Ending something you genuinely cared about is a weird feeling. Not bad, necessarily. Just weird.
under100k started because I was frustrated. Frustrated that by the time music I loved got any real coverage, it already felt like old news. Frustrated that “emerging artist” had become a phrase that basically meant “already famous, just not to your parents yet.” I wanted to write about music while it was still in that in-between space, before the narrative got polished and everything became a brand.
I think we did that, at least some of the time. The Bruiser Brigade breakdowns, the Ghais Guevara deep dives, the bedroom pop profiles on artists recording in spaces that were definitely not up to code. The Femcels piece with Sweetastic FM remains one I’m genuinely proud of. These were artists nobody was lining up to cover, and we just… covered them. Seriously, with actual thought behind it.
The 100k listener cap was always kind of arbitrary and I knew that going in. But arbitrary lines in the sand are useful sometimes. It kept the site honest. Once you start sliding the bar to let in someone with a bigger following because you like them more, the whole thing falls apart. So we held it.
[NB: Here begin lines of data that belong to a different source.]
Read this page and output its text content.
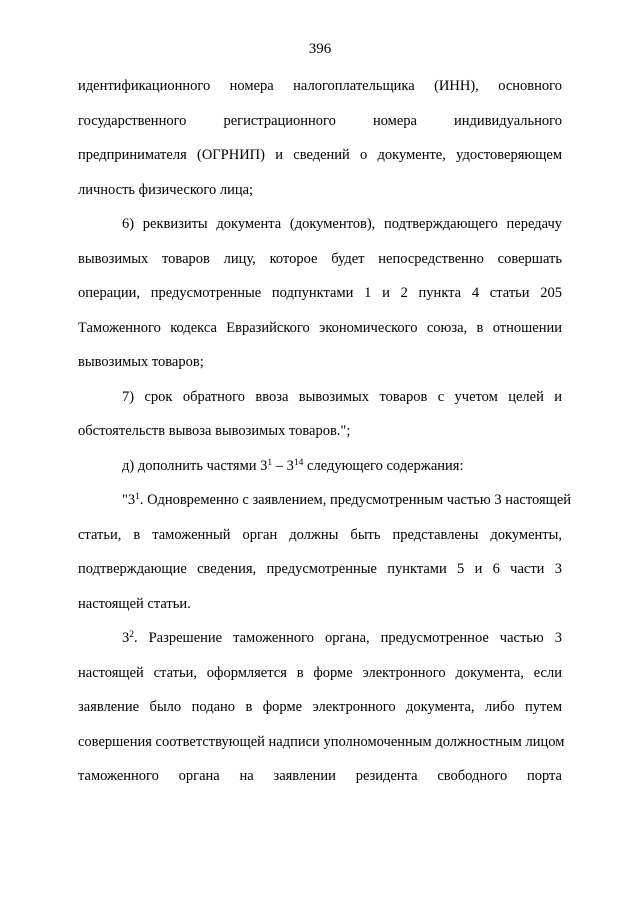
396
идентификационного номера налогоплательщика (ИНН), основного
государственного регистрационного номера индивидуального
предпринимателя (ОГРНИП) и сведений о документе, удостоверяющем
личность физического лица;
6) реквизиты документа (документов), подтверждающего передачу
вывозимых товаров лицу, которое будет непосредственно совершать
операции, предусмотренные подпунктами 1 и 2 пункта 4 статьи 205
Таможенного кодекса Евразийского экономического союза, в отношении
вывозимых товаров;
7) срок обратного ввоза вывозимых товаров с учетом целей и
обстоятельств вывоза вывозимых товаров.";
д) дополнить частями $3^1 - 3^{14}$ следующего содержания:
"$3^1$. Одновременно с заявлением, предусмотренным частью 3 настоящей
статьи, в таможенный орган должны быть представлены документы,
подтверждающие сведения, предусмотренные пунктами 5 и 6 части 3
настоящей статьи.
$3^2$. Разрешение таможенного органа, предусмотренное частью 3
настоящей статьи, оформляется в форме электронного документа, если
заявление было подано в форме электронного документа, либо путем
совершения соответствующей надписи уполномоченным должностным лицом
таможенного органа на заявлении резидента свободного порта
I won’t dress this up into some grand lesson about independent media or the music industry. I’m a college kid who built a blog because he cared about underground rap and DIY production and thought someone should be paying more attention to it. That’s really it. School got heavier, priorities shifted, and at some point keeping the site going stopped feeling like something I could do well.
If you found an artist through under100k that you still listen to, that’s all I ever wanted. The streams don’t matter. The follower counts definitely don’t matter. Just… if something clicked, that’s the whole point.
Thanks for reading. Seriously.
Go find something weird to listen to.